3 avril 1915 .
Pt’it Lou, nous allons vers Chaumont.
Train militaire
Nous marchons, nous marchons d’un immobile pas.
Nous buvons au bidon à la fin du repas.
Le dernier arbre en fleurs qu’avant Dijon nous vîmes
(Car c’est fini les fleurs des environs de Nîmes),
Etait tout rose ainsi que tes seins virginaux.
Ma vie est démodée ainsi que les journaux
D’hier et nous aimons, ô femmes, vos images.
Sommes dans nos wagons comme oiseaux en cages.
Te souvient-il encor du brouillard de Sospel ?
Une fillette avait ton vice originel…
Et notre nuit de Vence avant d’aller à Grasse ?
Et l’hôtel de Menton ?… Tout passe lasse et casse…
Et quand tu seras vieille, ô ma jeune beauté
Lorsque l’hiver viendra après ton bel été
Lorsque l’hiver viendra ô ma jeune beauté,
Lorsque mon nom sera répandu sur la terre
En entendant nommer Guillaume Apollinaire
Tu diras : « Il m’aimait » et t’enorgueilliras.

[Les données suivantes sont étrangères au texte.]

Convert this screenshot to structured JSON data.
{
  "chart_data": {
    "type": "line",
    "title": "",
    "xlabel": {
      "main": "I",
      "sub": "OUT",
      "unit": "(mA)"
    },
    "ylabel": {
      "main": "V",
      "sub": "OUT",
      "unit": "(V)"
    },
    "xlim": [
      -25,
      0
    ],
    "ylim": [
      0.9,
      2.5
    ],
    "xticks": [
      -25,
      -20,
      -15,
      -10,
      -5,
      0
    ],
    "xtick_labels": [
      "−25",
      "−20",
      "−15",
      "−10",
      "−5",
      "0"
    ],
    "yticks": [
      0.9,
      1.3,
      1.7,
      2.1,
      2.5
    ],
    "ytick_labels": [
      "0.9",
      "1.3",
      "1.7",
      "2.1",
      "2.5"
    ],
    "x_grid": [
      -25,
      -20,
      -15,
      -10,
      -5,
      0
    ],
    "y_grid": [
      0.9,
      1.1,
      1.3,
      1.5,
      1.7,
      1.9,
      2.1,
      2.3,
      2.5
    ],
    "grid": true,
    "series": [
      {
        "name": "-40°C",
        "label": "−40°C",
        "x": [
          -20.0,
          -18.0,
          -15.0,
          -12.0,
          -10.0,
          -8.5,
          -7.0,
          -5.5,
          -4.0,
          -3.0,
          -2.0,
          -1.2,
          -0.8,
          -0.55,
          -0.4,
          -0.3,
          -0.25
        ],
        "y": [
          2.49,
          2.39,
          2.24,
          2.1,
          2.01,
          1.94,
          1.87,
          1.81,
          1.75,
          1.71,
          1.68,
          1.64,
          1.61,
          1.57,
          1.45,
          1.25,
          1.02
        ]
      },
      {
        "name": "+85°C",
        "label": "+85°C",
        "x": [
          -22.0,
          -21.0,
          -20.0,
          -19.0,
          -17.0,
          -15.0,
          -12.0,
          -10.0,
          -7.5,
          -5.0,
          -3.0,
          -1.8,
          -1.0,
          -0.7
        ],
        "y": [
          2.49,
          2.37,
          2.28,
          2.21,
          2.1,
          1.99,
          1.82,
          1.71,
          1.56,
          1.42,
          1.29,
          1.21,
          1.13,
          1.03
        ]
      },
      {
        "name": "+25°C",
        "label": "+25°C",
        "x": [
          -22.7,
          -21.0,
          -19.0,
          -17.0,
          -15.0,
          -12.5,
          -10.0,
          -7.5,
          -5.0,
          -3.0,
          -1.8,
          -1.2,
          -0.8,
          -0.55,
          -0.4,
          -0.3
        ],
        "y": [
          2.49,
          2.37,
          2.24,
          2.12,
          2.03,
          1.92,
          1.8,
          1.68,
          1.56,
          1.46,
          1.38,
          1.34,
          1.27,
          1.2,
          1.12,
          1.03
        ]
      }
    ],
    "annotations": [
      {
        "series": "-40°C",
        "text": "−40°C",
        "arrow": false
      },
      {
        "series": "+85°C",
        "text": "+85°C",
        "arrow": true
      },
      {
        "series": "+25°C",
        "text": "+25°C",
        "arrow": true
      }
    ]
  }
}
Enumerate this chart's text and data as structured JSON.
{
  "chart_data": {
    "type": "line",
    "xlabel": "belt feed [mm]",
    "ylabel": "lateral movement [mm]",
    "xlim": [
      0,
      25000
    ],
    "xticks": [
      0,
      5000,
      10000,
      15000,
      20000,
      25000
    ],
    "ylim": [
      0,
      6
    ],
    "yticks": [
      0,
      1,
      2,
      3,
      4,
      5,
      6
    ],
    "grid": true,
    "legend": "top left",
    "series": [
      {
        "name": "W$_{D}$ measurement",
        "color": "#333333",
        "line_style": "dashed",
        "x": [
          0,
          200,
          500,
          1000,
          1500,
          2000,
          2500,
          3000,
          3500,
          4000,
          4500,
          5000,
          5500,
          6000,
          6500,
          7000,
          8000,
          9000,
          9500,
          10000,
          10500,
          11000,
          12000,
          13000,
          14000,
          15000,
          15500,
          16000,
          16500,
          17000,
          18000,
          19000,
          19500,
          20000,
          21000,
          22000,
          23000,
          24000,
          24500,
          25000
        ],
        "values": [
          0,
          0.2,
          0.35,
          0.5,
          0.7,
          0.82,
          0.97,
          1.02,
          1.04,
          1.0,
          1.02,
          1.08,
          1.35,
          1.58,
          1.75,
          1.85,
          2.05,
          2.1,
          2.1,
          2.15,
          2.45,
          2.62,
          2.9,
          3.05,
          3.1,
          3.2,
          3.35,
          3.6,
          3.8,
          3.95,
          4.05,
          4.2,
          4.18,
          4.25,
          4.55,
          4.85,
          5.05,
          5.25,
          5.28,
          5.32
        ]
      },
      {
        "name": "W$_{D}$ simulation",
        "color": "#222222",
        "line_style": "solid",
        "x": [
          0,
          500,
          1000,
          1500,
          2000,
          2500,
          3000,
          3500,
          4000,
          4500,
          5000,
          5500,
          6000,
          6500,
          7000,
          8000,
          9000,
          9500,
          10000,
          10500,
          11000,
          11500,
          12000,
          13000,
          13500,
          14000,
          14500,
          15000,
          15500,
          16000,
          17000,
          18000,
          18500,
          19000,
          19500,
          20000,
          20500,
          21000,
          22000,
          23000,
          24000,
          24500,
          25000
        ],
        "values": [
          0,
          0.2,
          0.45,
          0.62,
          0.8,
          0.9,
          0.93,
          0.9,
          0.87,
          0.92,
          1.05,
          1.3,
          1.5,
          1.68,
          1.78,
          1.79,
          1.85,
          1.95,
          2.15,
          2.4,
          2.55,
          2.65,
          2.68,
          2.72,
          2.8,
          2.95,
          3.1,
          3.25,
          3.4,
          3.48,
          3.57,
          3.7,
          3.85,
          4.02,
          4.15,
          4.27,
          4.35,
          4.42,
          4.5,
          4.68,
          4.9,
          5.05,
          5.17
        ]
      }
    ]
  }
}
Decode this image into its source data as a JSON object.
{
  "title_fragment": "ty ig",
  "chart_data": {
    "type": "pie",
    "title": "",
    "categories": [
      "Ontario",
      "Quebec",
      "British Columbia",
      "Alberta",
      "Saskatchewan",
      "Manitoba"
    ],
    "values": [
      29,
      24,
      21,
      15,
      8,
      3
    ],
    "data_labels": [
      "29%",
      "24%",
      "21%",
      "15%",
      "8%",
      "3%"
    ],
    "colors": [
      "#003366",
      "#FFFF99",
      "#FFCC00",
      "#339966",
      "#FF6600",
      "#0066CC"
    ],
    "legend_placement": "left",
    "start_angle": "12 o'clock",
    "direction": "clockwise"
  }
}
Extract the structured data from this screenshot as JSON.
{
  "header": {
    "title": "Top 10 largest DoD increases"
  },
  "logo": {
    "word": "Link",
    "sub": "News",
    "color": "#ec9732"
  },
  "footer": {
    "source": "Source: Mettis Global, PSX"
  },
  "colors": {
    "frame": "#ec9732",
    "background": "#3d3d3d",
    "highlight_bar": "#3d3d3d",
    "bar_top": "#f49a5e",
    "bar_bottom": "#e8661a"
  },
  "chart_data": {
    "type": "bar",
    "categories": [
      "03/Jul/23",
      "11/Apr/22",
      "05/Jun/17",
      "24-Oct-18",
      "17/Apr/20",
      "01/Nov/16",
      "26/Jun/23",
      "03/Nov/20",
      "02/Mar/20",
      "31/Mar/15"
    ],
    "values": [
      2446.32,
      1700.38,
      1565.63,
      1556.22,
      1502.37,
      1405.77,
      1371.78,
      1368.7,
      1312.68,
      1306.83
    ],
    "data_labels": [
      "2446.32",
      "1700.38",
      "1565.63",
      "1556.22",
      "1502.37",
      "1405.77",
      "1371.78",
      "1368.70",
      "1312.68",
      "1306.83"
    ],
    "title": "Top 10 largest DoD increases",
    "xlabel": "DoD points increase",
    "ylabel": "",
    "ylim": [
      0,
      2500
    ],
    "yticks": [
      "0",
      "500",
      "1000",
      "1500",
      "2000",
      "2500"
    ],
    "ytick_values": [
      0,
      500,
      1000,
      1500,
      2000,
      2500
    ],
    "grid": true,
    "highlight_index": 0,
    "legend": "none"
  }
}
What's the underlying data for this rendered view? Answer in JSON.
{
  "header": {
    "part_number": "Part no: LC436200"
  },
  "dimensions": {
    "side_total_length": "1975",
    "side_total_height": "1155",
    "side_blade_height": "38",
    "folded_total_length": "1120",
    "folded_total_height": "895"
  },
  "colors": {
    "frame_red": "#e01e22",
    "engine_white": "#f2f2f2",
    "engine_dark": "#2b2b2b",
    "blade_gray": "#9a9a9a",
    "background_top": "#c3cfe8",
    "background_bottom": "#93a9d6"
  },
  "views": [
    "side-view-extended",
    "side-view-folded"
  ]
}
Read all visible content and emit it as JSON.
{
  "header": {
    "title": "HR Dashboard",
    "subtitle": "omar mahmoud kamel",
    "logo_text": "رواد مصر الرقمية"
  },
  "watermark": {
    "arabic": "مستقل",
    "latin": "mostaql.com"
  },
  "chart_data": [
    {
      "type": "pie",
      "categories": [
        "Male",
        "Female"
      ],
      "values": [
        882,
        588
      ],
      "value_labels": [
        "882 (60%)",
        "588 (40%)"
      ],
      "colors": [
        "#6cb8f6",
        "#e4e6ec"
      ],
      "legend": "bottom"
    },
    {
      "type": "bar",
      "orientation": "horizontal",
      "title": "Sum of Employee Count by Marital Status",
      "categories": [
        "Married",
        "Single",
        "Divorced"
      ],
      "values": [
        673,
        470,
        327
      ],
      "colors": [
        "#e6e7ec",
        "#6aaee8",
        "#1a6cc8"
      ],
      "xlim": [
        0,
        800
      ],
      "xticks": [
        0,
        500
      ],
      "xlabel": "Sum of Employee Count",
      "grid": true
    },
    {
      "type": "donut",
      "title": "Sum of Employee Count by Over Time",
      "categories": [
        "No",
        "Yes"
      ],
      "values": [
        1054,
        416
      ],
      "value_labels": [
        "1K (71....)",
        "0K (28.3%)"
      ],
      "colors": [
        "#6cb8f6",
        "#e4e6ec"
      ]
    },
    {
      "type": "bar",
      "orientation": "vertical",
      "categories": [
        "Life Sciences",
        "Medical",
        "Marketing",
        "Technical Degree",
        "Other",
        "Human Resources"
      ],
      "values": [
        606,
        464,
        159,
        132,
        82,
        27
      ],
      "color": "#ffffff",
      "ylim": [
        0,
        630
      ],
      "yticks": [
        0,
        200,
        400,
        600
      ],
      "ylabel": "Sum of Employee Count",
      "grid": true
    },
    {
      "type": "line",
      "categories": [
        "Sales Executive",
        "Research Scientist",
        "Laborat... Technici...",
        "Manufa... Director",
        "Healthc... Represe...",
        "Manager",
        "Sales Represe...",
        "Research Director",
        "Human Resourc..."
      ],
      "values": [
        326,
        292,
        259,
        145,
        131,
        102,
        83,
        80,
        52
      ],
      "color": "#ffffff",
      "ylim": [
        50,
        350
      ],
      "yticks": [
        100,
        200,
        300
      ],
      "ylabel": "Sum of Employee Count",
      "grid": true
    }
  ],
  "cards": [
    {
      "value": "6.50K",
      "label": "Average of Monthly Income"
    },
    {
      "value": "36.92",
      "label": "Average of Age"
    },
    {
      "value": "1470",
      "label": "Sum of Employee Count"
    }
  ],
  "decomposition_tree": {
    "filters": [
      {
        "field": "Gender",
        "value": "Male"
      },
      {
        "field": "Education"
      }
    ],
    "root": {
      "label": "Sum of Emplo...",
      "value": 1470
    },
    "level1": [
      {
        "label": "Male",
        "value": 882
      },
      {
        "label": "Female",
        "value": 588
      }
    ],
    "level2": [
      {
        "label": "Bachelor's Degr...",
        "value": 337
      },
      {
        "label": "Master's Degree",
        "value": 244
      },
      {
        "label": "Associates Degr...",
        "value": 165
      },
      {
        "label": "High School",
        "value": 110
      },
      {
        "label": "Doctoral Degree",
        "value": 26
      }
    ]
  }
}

Allons ! ouvre ton cœur. Tu m’as ouvert tes bras.
Les souvenirs ce sont des jardins sans limites
Où le crapaud module un tendre cri d’azur,
La biche du silence éperdu passe vite.
Un rossignol meurtri par l’amour chante sur
Le rosier de ton corps où j’ai cueilli des roses.
Nos cœurs pendent ensemble au même grenadier
Dont les fleurs de grenade entre nos cœurs écloses
En tombant une à une ont jonché le sentier.
Les arbres courent fort, les arbres courent, courent
Et l’horizon vient à la rencontre du train.
Et les poteaux télégraphiques s’énamourent,
Ils bandent comme un cerf vers le beau ciel serein.
Ainsi beau ciel aimé, chère Lou que j’adore
Je te désire encore, ô paradis perdu.
Tous nos profonds baisers je me les remémore.
Il fait un vent tout doux comme un baiser mordu.